Dr. Yam Maayan-Yeshoron
I am a historian of economics. My research focuses on the development of post-war neoclassical economics and explores how the growing mathematization of the discipline intersected with the rise of economists as public experts. In this context, I study how economists attempted to reconcile the tension between formal, mathematical analysis and the complex social realities they sought to model. I completed my PhD in Economics at Tel Aviv University in 2024, where I examined how the incorporation of formal models of rational decision theory reshaped normative economic discourse. Towards the end of my doctoral studies, I spent a year and a half as a Research Fellow at the Center for the History of Political Economy (CHOPE) at Duke University. During my PhD, I was also a Fellow at the Safra Center for Ethics at Tel Aviv University and a Visiting Scholar at the Centre for the Philosophy of the Natural and Social Sciences at the London School of Economics. I joined the Polonsky Academy at the Van Leer Jerusalem Institute in 2025.
My research lies at the intersection of economics, history, and social theory.
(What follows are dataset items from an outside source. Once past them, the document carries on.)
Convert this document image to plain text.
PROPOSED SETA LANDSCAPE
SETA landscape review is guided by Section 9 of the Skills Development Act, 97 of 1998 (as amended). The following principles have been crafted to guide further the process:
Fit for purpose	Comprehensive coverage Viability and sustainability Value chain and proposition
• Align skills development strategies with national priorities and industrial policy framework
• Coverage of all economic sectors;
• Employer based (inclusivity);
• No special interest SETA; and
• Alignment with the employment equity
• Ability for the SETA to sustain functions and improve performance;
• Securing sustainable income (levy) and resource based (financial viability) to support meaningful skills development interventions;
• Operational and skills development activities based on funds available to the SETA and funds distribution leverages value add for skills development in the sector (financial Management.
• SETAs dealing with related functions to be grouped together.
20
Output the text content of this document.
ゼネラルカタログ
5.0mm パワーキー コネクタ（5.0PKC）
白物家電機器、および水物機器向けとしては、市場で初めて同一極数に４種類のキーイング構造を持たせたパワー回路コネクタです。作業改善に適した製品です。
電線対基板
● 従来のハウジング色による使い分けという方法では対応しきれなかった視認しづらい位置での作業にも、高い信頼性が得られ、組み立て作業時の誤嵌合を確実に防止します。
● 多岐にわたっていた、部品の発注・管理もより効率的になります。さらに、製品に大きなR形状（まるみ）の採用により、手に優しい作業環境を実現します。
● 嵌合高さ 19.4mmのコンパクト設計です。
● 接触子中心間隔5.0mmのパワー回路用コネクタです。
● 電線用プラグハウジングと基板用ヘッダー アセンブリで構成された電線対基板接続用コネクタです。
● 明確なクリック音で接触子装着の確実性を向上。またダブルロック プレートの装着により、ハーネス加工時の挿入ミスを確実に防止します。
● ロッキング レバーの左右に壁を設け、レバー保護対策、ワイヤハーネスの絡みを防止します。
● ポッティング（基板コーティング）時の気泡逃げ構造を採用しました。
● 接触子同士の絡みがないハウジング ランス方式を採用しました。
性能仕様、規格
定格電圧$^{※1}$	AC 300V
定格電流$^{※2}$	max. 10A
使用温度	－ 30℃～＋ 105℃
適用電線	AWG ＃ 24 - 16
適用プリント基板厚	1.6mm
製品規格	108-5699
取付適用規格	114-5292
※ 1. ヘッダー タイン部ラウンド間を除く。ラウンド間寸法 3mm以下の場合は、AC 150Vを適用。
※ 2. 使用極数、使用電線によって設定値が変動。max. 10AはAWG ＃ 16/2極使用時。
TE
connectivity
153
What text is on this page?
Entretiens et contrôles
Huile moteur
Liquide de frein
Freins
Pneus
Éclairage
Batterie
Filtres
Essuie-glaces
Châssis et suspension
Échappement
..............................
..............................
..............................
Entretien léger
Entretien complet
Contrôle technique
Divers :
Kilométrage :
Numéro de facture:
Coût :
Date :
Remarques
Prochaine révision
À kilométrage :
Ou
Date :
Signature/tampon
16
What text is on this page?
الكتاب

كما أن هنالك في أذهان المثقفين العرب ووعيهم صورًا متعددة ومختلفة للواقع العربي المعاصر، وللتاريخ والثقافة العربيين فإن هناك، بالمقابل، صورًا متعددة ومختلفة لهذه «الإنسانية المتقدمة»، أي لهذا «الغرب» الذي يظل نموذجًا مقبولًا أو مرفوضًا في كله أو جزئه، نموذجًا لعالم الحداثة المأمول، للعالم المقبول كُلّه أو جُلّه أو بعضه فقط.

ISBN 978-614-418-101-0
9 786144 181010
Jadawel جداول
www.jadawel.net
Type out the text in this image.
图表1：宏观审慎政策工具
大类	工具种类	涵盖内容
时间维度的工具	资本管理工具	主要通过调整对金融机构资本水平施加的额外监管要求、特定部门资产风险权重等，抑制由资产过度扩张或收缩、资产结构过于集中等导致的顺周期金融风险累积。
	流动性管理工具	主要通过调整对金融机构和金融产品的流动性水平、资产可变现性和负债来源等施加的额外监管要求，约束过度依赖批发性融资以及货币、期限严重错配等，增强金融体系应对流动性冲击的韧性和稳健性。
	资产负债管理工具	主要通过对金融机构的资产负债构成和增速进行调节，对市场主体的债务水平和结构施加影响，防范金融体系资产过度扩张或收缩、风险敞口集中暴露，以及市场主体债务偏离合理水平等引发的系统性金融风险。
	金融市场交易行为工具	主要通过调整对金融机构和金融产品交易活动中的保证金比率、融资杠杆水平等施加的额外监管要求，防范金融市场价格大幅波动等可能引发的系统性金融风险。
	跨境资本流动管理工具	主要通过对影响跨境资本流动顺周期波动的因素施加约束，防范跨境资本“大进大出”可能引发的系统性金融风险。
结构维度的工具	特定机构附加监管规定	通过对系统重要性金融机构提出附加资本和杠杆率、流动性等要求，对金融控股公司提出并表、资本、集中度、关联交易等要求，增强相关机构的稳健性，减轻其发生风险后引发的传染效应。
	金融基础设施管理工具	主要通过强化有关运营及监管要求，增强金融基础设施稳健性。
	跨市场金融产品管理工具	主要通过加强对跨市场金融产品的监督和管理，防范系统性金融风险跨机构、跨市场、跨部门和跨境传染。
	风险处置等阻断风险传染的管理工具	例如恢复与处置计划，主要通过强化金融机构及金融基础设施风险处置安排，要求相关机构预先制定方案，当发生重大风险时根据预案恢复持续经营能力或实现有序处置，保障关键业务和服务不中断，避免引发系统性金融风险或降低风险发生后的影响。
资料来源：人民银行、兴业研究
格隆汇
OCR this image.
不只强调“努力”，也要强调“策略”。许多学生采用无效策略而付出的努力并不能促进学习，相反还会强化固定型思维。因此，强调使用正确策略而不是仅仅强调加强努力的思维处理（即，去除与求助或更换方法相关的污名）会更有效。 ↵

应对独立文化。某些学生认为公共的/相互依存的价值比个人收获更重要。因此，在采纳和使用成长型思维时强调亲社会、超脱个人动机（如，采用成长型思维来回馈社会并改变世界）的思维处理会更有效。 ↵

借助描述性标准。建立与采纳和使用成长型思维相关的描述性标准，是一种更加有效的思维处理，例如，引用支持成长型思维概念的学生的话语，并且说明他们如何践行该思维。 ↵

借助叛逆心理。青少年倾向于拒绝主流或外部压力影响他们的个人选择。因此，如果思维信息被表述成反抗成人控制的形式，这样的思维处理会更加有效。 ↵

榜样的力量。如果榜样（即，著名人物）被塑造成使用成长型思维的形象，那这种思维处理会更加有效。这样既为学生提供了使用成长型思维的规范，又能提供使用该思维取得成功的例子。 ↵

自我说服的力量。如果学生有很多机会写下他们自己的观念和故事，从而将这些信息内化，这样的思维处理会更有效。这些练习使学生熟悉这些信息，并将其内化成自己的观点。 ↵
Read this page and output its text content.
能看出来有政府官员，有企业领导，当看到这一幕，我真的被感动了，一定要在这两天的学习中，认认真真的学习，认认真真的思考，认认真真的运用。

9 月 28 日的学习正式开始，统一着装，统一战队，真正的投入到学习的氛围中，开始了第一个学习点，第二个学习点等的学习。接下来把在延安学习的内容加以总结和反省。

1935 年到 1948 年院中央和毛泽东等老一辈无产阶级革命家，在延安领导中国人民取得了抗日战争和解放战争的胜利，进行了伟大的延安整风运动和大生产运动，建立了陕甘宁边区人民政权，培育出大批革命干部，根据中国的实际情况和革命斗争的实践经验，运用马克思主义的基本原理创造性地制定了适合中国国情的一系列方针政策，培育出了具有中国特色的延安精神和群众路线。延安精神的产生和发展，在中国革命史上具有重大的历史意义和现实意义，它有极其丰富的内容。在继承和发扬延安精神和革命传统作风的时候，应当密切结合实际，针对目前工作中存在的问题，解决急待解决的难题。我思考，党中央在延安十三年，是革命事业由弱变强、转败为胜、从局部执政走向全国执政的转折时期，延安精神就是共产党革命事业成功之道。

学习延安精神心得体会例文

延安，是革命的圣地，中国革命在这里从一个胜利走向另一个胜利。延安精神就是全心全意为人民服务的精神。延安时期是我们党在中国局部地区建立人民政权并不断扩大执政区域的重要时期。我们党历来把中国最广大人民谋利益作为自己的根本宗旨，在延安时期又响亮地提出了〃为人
I study how economists have attempted to incorporate concepts such as power, norms, and solidarity into their mathematical models, and how this has shaped their understanding of social order and policy. My current project, The Society within the Model: The Concept of Social Institutions in the Development of Recent Economics, examines how post-war mathematical economists redefined the conceptual boundaries between markets and other institutions, and how their models reshaped understandings of governance, inequality, and collective life.
I also have a long-standing engagement with the pedagogy of economics. I serve as the Academic Director of the Social-Environmental Economy Program, which trains students across leading economics departments in Israel to critically engage with the social and environmental dimensions of economic thought and policy.